Das was mistaken for a supporter of the blockade and attacked allegedly by pro-government activists. After his death, however, both major parties rushed to claim him as one of their own, though family and friends testified that he was not involved with any political party. The government was prompt to deny any affiliation with the perpetrators, even claiming that one was a Jamaat activist (whose father confirmed him as a Bangladesh Chhatra League activist), while others were supposedly former BCL activists who had already been expelled from the organisation. Newspapers, however, later ran photographs of a BCL event hours after the murder where the alleged perpetrators were not only present but actively participating. The police, who were at first reluctant to base their case on the clear video footage available, finally gave in.

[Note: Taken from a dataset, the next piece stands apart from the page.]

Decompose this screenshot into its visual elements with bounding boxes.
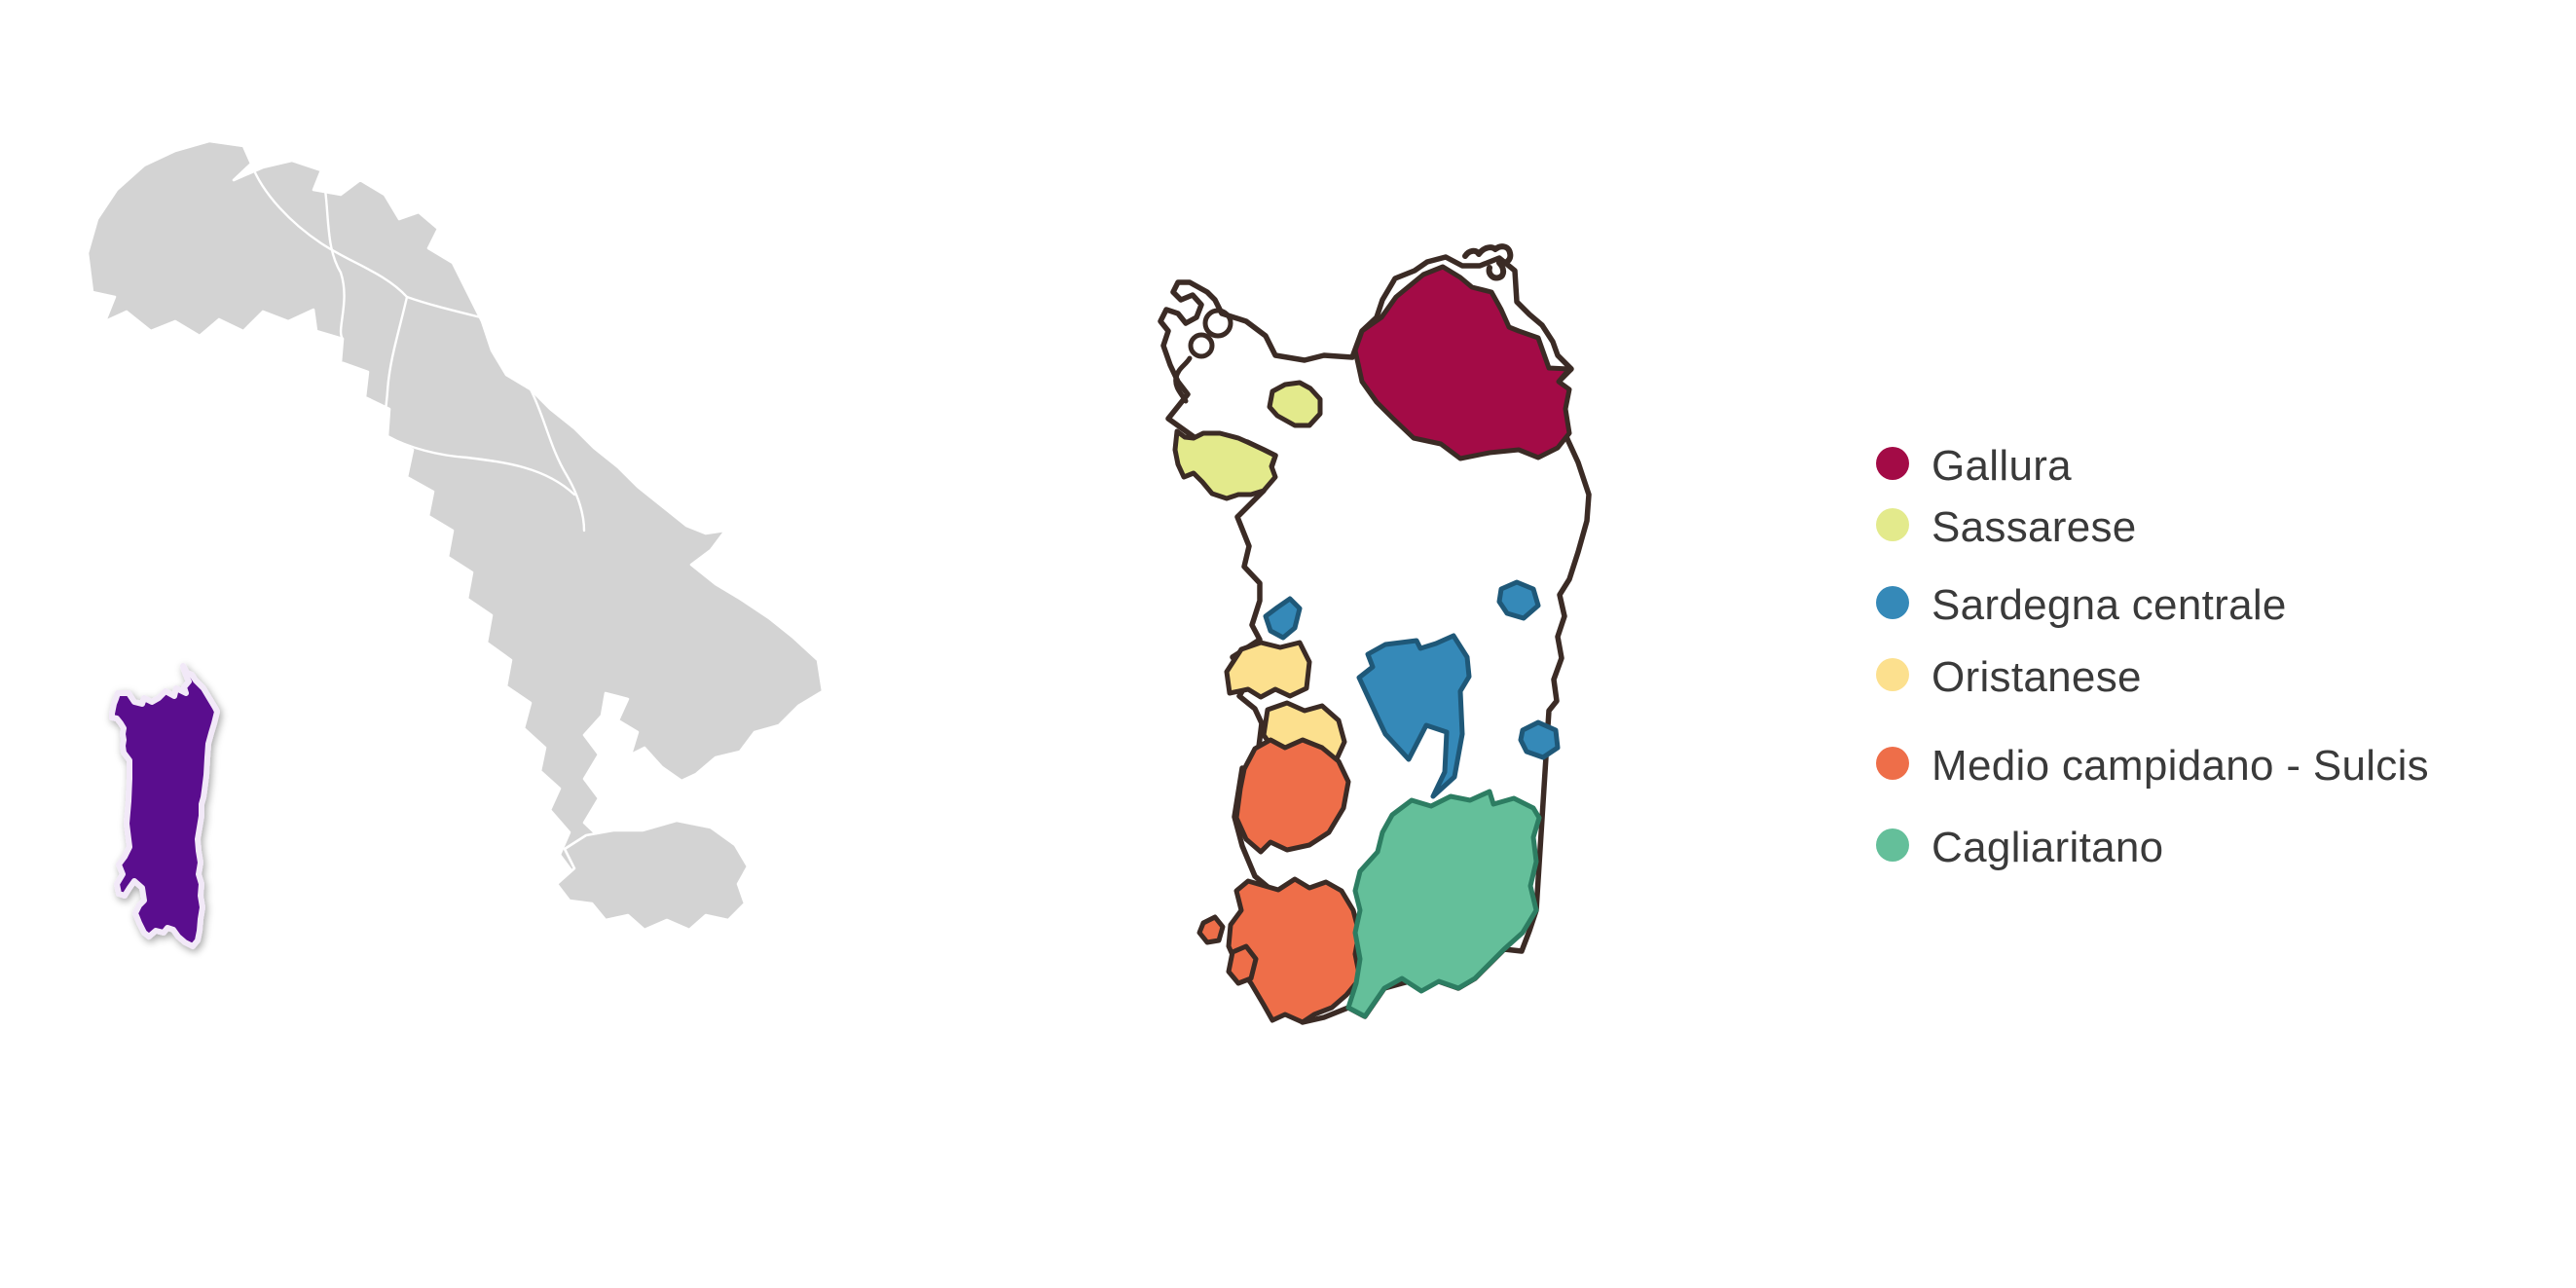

The case is under investigation, with those arrested so far admitting to the killing as well as to their affiliation with the ruling party's student wing.

Anyone could have been in Bishwajit's place that day; anyone could have met as brutal a death by just getting up in the morning and going to work. They just had to be citizens of a nation whose leaders fight out their differences not in political dialogue but through battle and bloodshed on the streets. Interestingly, while both the government and opposition “vow[ed] to show strength throughout December”, regular citizens interviewed on television demanded that “Bangladesh should be divided into two for the Awami League and Bangladesh Nationalist Party and people given two passports -- erokom desher dorkar nai amader” (we don't need a country like this).

Bishwajit's last night was one of celebration, rejoicing in the nation's triumph in a cricket match, less than a week before the 41st anniversary of the country's liberation. But images of his brutal death and pending justice paint a stark, sad picture of our defeat.